The vision models, which are the first in the Llama series to support image reasoning, can handle complex tasks such as document-level understanding, image captioning, and visual grounding. The lightweight 1B and 3B models are particularly noteworthy for their ability to run on mobile devices, offering instant responses and enhanced privacy by processing data locally. These models are also capable of tool calling, making them ideal for personalized, on-device applications.
Meta today launched the Llama 3.2 family of models and I really like the new tiny 3b model. You can run it locally on your laptop, it's fast and pretty good - Guido Appenzeller
The training process for these models involved multiple stages, starting from pre-trained Llama 3.1 text models and incorporating image adapters and encoders. Post-training involved several rounds of alignment, including supervised fine-tuning and rejection sampling, to ensure the models were both helpful and safe. Meta also employed synthetic data generation to enhance the quality of fine-tuning data.
“It’s sort of like the Linux of AI, and we’re seeing closed-source labs react by trying to slash their prices to compete with Llama,” Mark Zuckerberg, the CEO of Meta, said. The new model will not be available in the EU due to legal reasons.
Meta has introduced Llama Stack distributions to simplify the deployment of these models in various environments, from single-node setups to cloud and on-device applications. This includes a command line interface, client code in multiple languages, and Docker containers, providing a consistent and streamlined experience for developers. The stack supports both local and cloud-based implementations, allowing flexibility in choosing between running models locally or utilizing cloud services. Developers can install the stack via PyPI and configure it using a series of interactive commands, with support for both Conda environments and Docker images.
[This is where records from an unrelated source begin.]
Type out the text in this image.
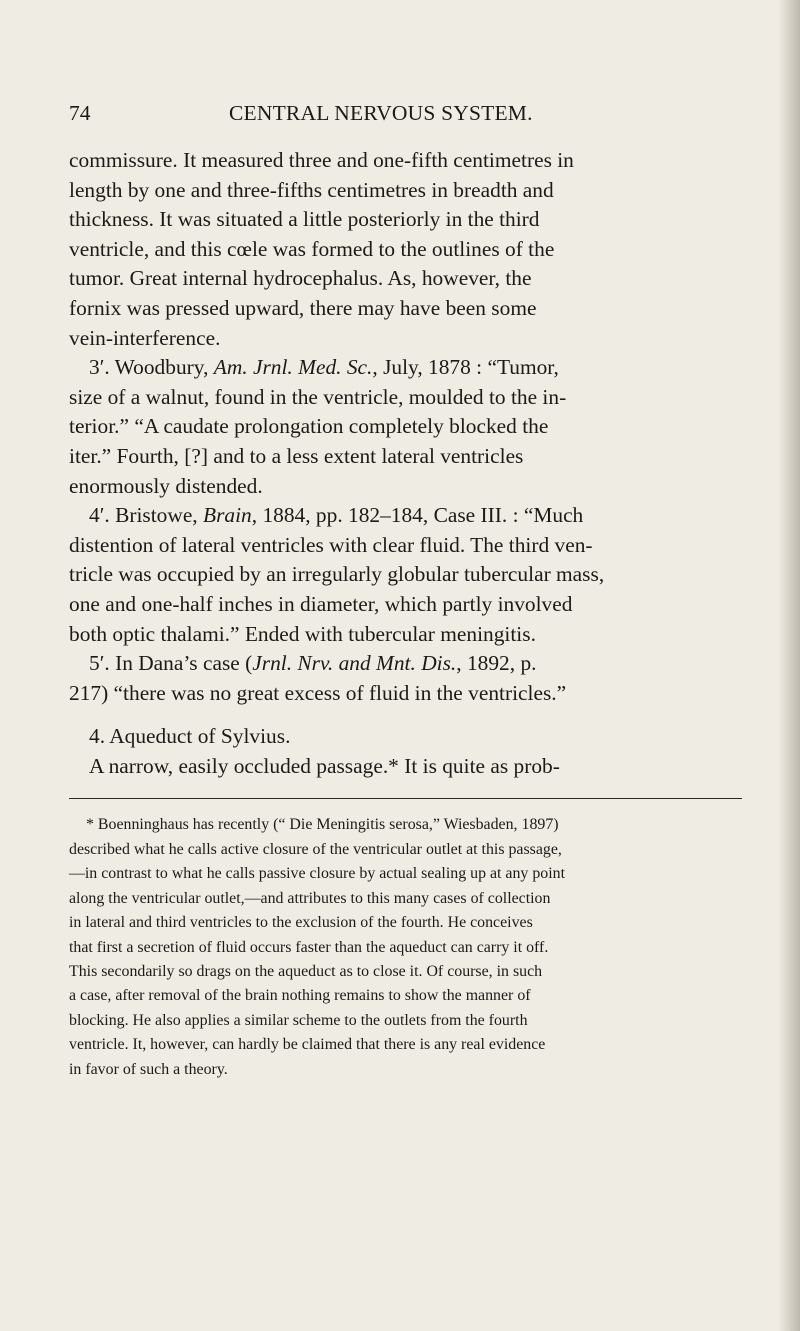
74	CENTRAL NERVOUS SYSTEM.

commissure. It measured three and one-fifth centimetres in
length by one and three-fifths centimetres in breadth and
thickness. It was situated a little posteriorly in the third
ventricle, and this cœle was formed to the outlines of the
tumor. Great internal hydrocephalus. As, however, the
fornix was pressed upward, there may have been some
vein-interference.

3′. Woodbury, Am. Jrnl. Med. Sc., July, 1878 : “Tumor,
size of a walnut, found in the ventricle, moulded to the in-
terior.” “A caudate prolongation completely blocked the
iter.” Fourth, [?] and to a less extent lateral ventricles
enormously distended.

4′. Bristowe, Brain, 1884, pp. 182–184, Case III. : “Much
distention of lateral ventricles with clear fluid. The third ven-
tricle was occupied by an irregularly globular tubercular mass,
one and one-half inches in diameter, which partly involved
both optic thalami.” Ended with tubercular meningitis.

5′. In Dana’s case (Jrnl. Nrv. and Mnt. Dis., 1892, p.
217) “there was no great excess of fluid in the ventricles.”

4. Aqueduct of Sylvius.

A narrow, easily occluded passage.* It is quite as prob-

* Boenninghaus has recently (“ Die Meningitis serosa,” Wiesbaden, 1897)
described what he calls active closure of the ventricular outlet at this passage,
—in contrast to what he calls passive closure by actual sealing up at any point
along the ventricular outlet,—and attributes to this many cases of collection
in lateral and third ventricles to the exclusion of the fourth. He conceives
that first a secretion of fluid occurs faster than the aqueduct can carry it off.
This secondarily so drags on the aqueduct as to close it. Of course, in such
a case, after removal of the brain nothing remains to show the manner of
blocking. He also applies a similar scheme to the outlets from the fourth
ventricle. It, however, can hardly be claimed that there is any real evidence
in favor of such a theory.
Safety remains a priority, with new updates to the family of safeguards, including Llama Guard 3 for vision capabilities and optimized versions for lightweight models. These safeguards are integrated into reference implementations and are available for the open-source community to use.
Developers interested in learning more about Llama 3.2 may find more information on Github, such as information about model evaluations and model cards for the text and vision models.